Fluid structure interface studies on patient specific abdominal aortic aneurysm geometry
Pwee, Esley Chin Hock
Date of Issue2016
School of Mechanical and Aerospace Engineering
Rupture risk of abdominal aortic aneurysm (AAA) has always been linked to the size of the aneurysms. Currently, the surgical intervention of this condition is still dependent on the size of the aneurysms, where a threshold of 5.5 cm of the maximum diameter of the aneurysms is used. However, there were numerous cases where patients with a small AAA diameter size of less than 5.5 cm, still had their aneurysms ruptured, and eventually passed away. Therefore, many researchers argued that using the maximum diameter was not an accurate way to estimate the rupture risk of the aneurysms. There was an increasing trend of using hemodynamic and computer simulation to analysis the flow behaviour within the aneurysms and predicting the condition of it. In spite of this, there were hardly any two way fluid structural interaction (FSI) simulations done in the research studies that were based on a patient specific AAA geometry model. In this study, the main aim was to create a two way FSI simulation model based on patient specific AAA geometry. Secondary objective was to use the simulation results for two different patient AAA geometry to deduce out a relationship between the rupture risk of AAA and the geometry size. Two way FSI simulation model was created by using ANSYS transient structural, FLUENT and system coupling. Patient specific AAA geometry used in the simulation was created from a 3D reconstruction progress that was established in this study. Boundary conditions of the simulation were extracted out as figures from a reputable research paper.
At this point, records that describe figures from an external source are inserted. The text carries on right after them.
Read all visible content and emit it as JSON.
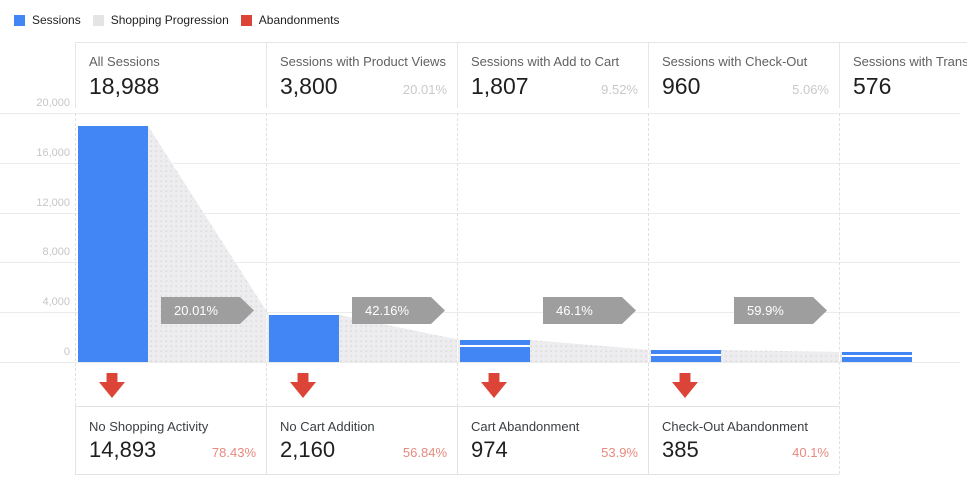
{
  "legend": {
    "items": [
      {
        "label": "Sessions",
        "color": "#4285f4"
      },
      {
        "label": "Shopping Progression",
        "color": "#e4e4e4"
      },
      {
        "label": "Abandonments",
        "color": "#db4437"
      }
    ]
  },
  "chart_data": {
    "type": "funnel",
    "title": "",
    "legend": [
      "Sessions",
      "Shopping Progression",
      "Abandonments"
    ],
    "y_axis": {
      "max": 20000,
      "tick_interval": 4000,
      "tick_labels": [
        "20,000",
        "16,000",
        "12,000",
        "8,000",
        "4,000",
        "0"
      ],
      "gridlines": true
    },
    "steps": [
      {
        "label": "All Sessions",
        "value": 18988,
        "value_text": "18,988",
        "pct_of_all": ""
      },
      {
        "label": "Sessions with Product Views",
        "value": 3800,
        "value_text": "3,800",
        "pct_of_all": "20.01%"
      },
      {
        "label": "Sessions with Add to Cart",
        "value": 1807,
        "value_text": "1,807",
        "pct_of_all": "9.52%"
      },
      {
        "label": "Sessions with Check-Out",
        "value": 960,
        "value_text": "960",
        "pct_of_all": "5.06%"
      },
      {
        "label": "Sessions with Transactions",
        "value": 576,
        "value_text": "576",
        "pct_of_all": ""
      }
    ],
    "progression_arrows": [
      "20.01%",
      "42.16%",
      "46.1%",
      "59.9%"
    ],
    "abandonments": [
      {
        "label": "No Shopping Activity",
        "value": 14893,
        "value_text": "14,893",
        "pct": "78.43%"
      },
      {
        "label": "No Cart Addition",
        "value": 2160,
        "value_text": "2,160",
        "pct": "56.84%"
      },
      {
        "label": "Cart Abandonment",
        "value": 974,
        "value_text": "974",
        "pct": "53.9%"
      },
      {
        "label": "Check-Out Abandonment",
        "value": 385,
        "value_text": "385",
        "pct": "40.1%"
      }
    ],
    "colors": {
      "sessions_bar": "#4285f4",
      "shopping_progression_fill": "#ededef",
      "progression_arrow": "#9e9e9e",
      "abandonment_arrow": "#db4437",
      "abandonment_pct_text": "#e8897e"
    }
  }
}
The figures were digitized and rewritten in equations that were coded in the C language so as to be used in FLUENT. The simulation was done based on several assumptions which were the properties of the blood and aorta wall. Results from the simulation indicated that AAA geometry size was not the sole determinant for the rupture risk. There was another factor which may cause the increased rupture risk of the AAA. If both patients used the same boundary conditions, patient with the bigger AAA geometry size would have a lower rupture risk as compared to the patient with a smaller geometry size. Therefore, a patient specified FSI simulation model would be a better tool to determine whether there is a need for surgical intervention.